Au nord de la Terre Sainte, le mont Hermon se dresse couvert de neige. D'après certaines traditions, c'est à son sommet que la Transfiguration aurait eu lieu. La tradition byzantine préfère situer cet événement sur le mont Thabor, colline de 520 mètres qui domine la plaine de la Basse Galilée.

Six jours, après, Jésus prend avec lui Pierre, Jacques et Jean, et les emmène seuls à l'écart sur une haute montagne. Il fut transfiguré devant eux, et ses vêtements devinrent éblouissants, si blancs qu'aucun foulon sur terre ne saurait blanchir ainsi. Elie leur apparut avec Moïse, ils s'entretenaient avec Jésus. Intervenant, Pierre dit à Jésus : Rabbi, il est bon que nous soyons ici, dressons trois tentes, une pour toi, une pour Moïse, une pour Elie. Il ne savait que dire car ils étaient saisis de crainte. Une nuée vint des recouvrir, et il y eut une voix venant de la nuée : Celui-ci est mon Fils bien-aimé. Ecoutez-le ! Aussitôt, regardant autour d'eux, ils ne virent plus personne d'autre que Jésus, seul avec eux. Comme ils descendaient de la montagne, il leur recommanda de ne raconter à personne ce qu'ils avaient vu, jusqu'à ce que le Fils de l'homme ressuscite d'entre les morts. Ils observèrent cet ordre, tout en se demandant entre eux ce qu'il entendait par "ressusciter d'entre les morts" (Mc. 9, 2-10).

Six jours après.

Dans l'évangile selon saint Marc, cette précision n'a guère de valeur chronologique. Mais c'est le nombre classique de jours nécessaires à la préparation d'une manifestation divine. Ainsi, Moïse attend six jours au Sinaï, avant de recevoir la Loi de Dieu :

Moïse monta sur la montagne. Alors la nuée couvrit la montagne, la gloire du Seigneur demeura sur la montagne du Sinaï et la nuée la couvrit pendant six jours. Il appela Moïse le septième jour du milieu de la nuée (Ex. 24, 15-16).

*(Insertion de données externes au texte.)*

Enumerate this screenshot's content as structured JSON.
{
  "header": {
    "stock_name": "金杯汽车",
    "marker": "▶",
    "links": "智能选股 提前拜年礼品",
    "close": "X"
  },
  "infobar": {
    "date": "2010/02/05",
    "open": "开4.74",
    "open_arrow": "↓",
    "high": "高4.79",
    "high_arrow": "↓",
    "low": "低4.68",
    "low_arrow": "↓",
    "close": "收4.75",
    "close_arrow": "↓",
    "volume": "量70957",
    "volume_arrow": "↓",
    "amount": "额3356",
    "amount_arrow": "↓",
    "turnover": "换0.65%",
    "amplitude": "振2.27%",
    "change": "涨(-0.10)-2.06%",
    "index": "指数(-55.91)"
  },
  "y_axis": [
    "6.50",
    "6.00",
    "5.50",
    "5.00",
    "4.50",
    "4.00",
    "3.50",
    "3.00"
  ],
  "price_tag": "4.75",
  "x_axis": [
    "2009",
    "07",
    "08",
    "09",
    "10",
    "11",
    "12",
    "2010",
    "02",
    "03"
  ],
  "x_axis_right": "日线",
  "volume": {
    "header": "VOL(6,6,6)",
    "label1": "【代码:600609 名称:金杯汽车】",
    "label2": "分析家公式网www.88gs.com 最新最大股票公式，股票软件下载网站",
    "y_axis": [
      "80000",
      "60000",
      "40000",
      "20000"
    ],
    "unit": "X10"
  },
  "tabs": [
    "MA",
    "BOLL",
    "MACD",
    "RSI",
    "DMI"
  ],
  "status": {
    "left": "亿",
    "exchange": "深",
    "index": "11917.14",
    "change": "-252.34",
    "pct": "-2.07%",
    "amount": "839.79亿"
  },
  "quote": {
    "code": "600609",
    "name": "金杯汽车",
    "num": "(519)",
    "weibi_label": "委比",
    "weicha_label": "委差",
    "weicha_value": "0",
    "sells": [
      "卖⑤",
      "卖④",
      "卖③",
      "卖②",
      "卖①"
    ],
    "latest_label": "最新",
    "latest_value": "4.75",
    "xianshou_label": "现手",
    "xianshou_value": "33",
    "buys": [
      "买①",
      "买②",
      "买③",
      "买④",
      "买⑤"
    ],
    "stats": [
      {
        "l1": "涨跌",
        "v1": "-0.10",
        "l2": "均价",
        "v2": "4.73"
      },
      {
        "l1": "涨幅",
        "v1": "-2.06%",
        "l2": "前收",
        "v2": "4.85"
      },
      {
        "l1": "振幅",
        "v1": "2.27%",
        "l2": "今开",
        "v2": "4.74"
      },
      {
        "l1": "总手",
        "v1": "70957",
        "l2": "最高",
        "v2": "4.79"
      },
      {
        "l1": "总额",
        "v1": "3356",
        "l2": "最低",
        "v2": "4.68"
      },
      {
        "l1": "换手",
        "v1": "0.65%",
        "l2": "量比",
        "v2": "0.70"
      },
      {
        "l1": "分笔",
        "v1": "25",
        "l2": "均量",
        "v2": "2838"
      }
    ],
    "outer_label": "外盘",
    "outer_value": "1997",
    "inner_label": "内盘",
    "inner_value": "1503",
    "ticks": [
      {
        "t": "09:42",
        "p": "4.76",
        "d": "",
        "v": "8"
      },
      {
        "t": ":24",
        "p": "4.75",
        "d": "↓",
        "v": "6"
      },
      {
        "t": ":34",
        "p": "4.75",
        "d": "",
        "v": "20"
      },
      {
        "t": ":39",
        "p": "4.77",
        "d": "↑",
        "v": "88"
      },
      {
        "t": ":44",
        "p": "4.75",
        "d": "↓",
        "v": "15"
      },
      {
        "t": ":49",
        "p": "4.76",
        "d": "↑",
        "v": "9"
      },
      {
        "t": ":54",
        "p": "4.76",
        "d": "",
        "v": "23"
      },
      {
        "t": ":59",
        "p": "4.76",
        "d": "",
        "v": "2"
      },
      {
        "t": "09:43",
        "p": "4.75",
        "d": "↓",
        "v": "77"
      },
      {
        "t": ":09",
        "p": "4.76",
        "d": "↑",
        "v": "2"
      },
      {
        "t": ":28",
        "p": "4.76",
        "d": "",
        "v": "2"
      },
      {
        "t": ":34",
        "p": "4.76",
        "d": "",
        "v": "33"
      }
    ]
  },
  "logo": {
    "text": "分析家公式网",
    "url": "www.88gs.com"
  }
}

La montagne est le lieu classique des manifestations divines. Dieu se manifeste à Moïse sur la montagne du Sinaï, il se manifeste à Elie sur le mont Horeb, l'autre nom du Sinaï. En ne donnant aucun nom à cette montagne de la Transfiguration, Matthieu, Marc et Luc semblent souligner qu'il ne s'agit pas du mont Sion, alors que le psaume repris par la voix céleste fait explicitement allusion à cette montagne de Judée : Dieu a installé son roi sur Sion, sa montagne sainte (Ps. 2, 6).

En choisissant un autre mont que Sion, Jésus découronne la Judée de sa prééminence traditionnelle. Dans son entretien avec la Samaritaine, un motif semblable sera invoqué par Jésus : Crois-moi, femme, l'heure vient où ce n'est ni sur cette montagne ni à Jérusalem que vous adorerez le Père (Jn. 4, 21).

Moïse et Elie représentent, en leurs personnes, la Loi et les Prophètes, c'est-à-dire l'ensemble de la Révélation de Dieu dans l'Ancien Testament. Tout ce que Dieu a révélé aux hommes, à son peuple, se trouve présent sur cette montagne de la Transfiguration. Moïse et Elie témoignent que Jésus est l'aboutissement du dessein de Dieu. Elie est considéré, dans la tradition juive, comme le précurseur immédiat du Messie, ce qui est advenu en la personne de Jean le Baptiste. Cette référence à Elie, revenue en la personne de Jean, impliquerait alors que Jésus lui-même connaîtrait le martyre. Il convient aussi de noter que ni Moïse ni Elie n'ont eu de tombeau, ayant été emportés par Dieu lui-même au moment de leur mort. Tout laisse supposer que Jésus connaîtra une destinée exceptionnelle, à la manière de ses deux interlocuteurs. Car, au témoignage de Luc, il y a une conversation entre ces trois personnages : ils parlaient de son départ, de son exode, qui devait se réaliser à Jérusalem. Ainsi l'évangéliste Luc veut souligner que Jésus a vécu poursuivi par la perspective de sa mort, de son passage vers le Père. Moïse et Elie représentent, en leurs personnes, la Loi et les Prophètes, c'est-à-dire toute la révélation de Dieu dans l'Ancienne alliance. Tout ce que Dieu a révélé aux hommes est présent sur cette montagne, et Moïse et Elie témoignent du fait que Jésus est l'aboutissement de toute la révélation, de tout le dessein de Dieu.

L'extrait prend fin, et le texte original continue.